“The cybersecurity workforce shortfall remains a critical vulnerability for companies and nations”: that’s the conclusion of a new report focused on bridging the digital skills gap. And the problem is especially acute in the UK where the IT industry is the least satisfied among its international peers that the country’s education system is supporting the cyber security profession.
The Intel Security Hacking the Talent Shortage survey was put together by the IT in conjunction with Center for Strategic and International Studies (CSIS), and focuses on what can be done to address the growing skills gap. It’s a gap that is particular concern to UK employers, where only 14% of IT decision-makers believe the nation’s education system fully prepares professionals for the cyber security industry.

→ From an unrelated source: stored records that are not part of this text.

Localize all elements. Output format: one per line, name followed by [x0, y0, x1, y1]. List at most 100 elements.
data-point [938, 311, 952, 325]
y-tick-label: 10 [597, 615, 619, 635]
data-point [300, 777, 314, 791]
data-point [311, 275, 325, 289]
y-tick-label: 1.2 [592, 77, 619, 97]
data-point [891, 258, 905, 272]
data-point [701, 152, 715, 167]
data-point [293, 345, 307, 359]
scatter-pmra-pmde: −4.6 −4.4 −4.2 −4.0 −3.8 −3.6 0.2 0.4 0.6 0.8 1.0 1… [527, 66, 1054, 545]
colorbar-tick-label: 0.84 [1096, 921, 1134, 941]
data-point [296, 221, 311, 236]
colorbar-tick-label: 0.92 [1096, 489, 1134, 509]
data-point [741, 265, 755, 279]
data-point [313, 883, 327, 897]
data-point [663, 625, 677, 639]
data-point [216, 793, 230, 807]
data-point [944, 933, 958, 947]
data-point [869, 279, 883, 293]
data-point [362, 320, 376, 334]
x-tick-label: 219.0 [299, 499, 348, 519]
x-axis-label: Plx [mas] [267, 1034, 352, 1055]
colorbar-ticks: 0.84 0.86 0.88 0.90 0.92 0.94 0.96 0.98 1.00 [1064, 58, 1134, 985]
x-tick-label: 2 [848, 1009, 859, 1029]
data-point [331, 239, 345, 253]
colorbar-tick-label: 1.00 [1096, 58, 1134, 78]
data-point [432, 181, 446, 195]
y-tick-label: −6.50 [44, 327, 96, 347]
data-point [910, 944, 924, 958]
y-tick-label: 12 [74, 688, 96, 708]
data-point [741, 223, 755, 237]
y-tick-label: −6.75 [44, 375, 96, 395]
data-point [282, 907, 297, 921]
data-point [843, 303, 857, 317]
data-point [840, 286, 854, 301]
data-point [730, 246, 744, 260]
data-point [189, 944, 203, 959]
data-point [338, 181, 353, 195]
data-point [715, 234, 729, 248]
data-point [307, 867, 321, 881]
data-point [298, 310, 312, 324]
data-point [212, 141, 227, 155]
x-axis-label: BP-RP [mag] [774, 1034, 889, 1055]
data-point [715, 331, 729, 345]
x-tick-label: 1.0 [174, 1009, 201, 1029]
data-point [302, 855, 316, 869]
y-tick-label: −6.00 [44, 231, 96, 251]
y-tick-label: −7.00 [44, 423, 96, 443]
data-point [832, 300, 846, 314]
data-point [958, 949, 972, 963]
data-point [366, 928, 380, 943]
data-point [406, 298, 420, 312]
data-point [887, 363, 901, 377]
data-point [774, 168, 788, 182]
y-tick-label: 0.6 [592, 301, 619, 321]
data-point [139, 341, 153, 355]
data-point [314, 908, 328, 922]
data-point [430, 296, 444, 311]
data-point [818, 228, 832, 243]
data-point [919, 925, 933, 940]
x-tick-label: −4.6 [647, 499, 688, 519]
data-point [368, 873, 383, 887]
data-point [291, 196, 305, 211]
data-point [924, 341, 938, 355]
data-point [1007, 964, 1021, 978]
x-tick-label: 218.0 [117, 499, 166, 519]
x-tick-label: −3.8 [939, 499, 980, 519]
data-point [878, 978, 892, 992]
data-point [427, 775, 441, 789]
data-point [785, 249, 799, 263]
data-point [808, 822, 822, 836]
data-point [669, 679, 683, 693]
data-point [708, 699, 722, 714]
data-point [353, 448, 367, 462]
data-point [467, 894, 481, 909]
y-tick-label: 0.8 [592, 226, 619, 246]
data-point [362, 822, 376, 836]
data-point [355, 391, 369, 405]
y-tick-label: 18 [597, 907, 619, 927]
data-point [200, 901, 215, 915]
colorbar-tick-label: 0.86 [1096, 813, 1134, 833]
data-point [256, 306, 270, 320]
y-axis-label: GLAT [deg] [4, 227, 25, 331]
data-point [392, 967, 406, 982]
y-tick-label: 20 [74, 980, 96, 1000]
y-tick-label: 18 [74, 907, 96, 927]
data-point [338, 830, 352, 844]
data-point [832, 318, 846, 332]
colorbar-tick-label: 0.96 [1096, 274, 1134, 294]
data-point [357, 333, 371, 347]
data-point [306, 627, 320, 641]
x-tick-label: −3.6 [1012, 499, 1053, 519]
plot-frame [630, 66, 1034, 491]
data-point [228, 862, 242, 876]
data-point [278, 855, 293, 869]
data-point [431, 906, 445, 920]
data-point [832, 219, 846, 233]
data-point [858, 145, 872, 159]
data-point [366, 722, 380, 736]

The global survey also revealed several worrying trends:
- 82% of respondents report a shortage of cybersecurity skills
- 71% of respondents report the shortage in cybersecurity skills does direct and measurable damage
- 9 out of 10 respondents said that cybersecurity technology could help compensate for skill shortages
- 3 out of 4 respondents said their government is not investing enough in building cybersecurity talent
As a result of the persistent skills shortage, 32% of companies say they are unable to maintain an adequate staff of cyber security experts, with 22% saying they fear being targeted by attackers because they know the company’s cyber security is not strong enough, with a further 22% concerned about the firm’s reputation in the event of a hack.
‘Degrees not necessarily the answer’
How well a country’s education system provides the right skilled people is also discussed, and the authors point out that degree level qualifications are not necessarily the answer. “Despite our respondents’ typical insistence on a bachelor’s degree as a baseline credential for cybersecurity work, only 23% of respondents say education programs are preparing students to enter the industry. A bachelor’s degree in a technical field is ranked third by survey respondents among most effective ways to acquire cybersecurity skills, behind hands-on experience and professional certifications.
“This contradiction indicates that a degree is more of a signal of general competence than an indicator of directly relevant cybersecurity skills. In the UK and Japan in particular, respondents are more likely to downgrade the value of traditional education programs for attaining cybersecurity skills. More than three-fourths of survey respondents cited professional certifications as an effective way to demonstrate skills, with respondents in the UK, Australia, Mexico, and Israel finding these credentials most useful.”
Supporting this finding, a large number of respondents believe that hands-on and practical training deliver more effectively than traditional education resources.
‘Government must do more’
“The security industry has talked at length about how to address the storm of hacks and breaches, but government and the private sector have not brought enough urgency to solving the cyber security talent shortage,” said Chris Young, senior vice-president and general manager of the Intel Security Group.
“To address this workforce crisis, we need to foster new education models, accelerate the availability of training opportunities, and deliver deeper automation so talent is put to its best use on the front line. Finally, we absolutely must diversify our ranks.”
“A shortage of people with cyber security skills results in direct damage to companies, including the loss of proprietary data and IP,” said James Lewis, senior vice-president and director of the strategic technologies program at CSIS.
“This is a global problem; a majority of respondents in all countries surveyed could link their workforce shortage to damage to their organisation.”